Dijital Dünyada Ebeveynlik: Çocuk ve Aile İçin Sağlıklı Ekran Stratejileri

Ekranlar hayatımızın vazgeçilmez bir parçası haline geldi. Çocuklar artık çok küçük yaşlardan itibaren tablet, telefon ve televizyonla tanışıyor. Bu teknolojiler hayatı kolaylaştırsa da, fazla ekran maruziyeti çocukların gelişimi üzerinde önemli etkiler yaratabiliyor: dikkat dağınıklığı, uyku bozuklukları, sosyal beceri eksiklikleri, davranış bozuklukları ve hatta otizm benzeri semptomlar bunların sadece bazıları.

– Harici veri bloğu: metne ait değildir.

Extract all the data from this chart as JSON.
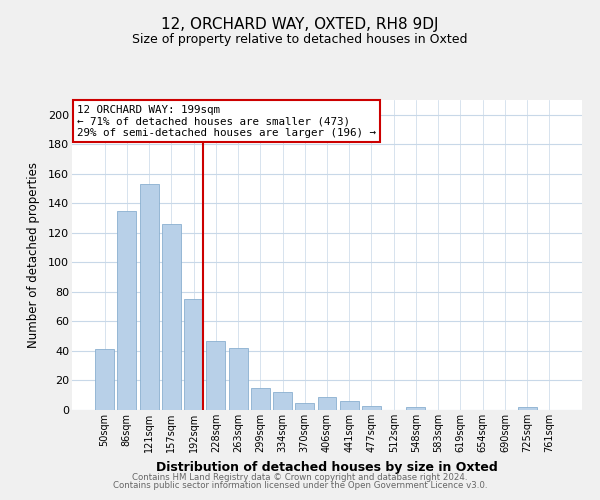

Günümüz dünyasında ekranı tamamen yasaklamak da doğru bir yaklaşım değil çünkü teknolojinin çok hızlı değiştiği bu dönemde çocuklarımızın yeni ve farklı beceriler edinmeye de ihtiyacı var ve ekran bu edinim sürecinin bir parçası.

Peki, ekranı tamamen yasaklamak yerine sağlıklı bir denge kurmak, çocuklara teknolojiyi vakit geçirme aracı yerine hayatı kolaylaştıracak bir araç olarak kullanmayı öğretmek mümkün mü? Bu yazıda, çocuk ve ebeveyn için uygulanabilir sağlıklı ekran stratejilerini ele alıyoruz.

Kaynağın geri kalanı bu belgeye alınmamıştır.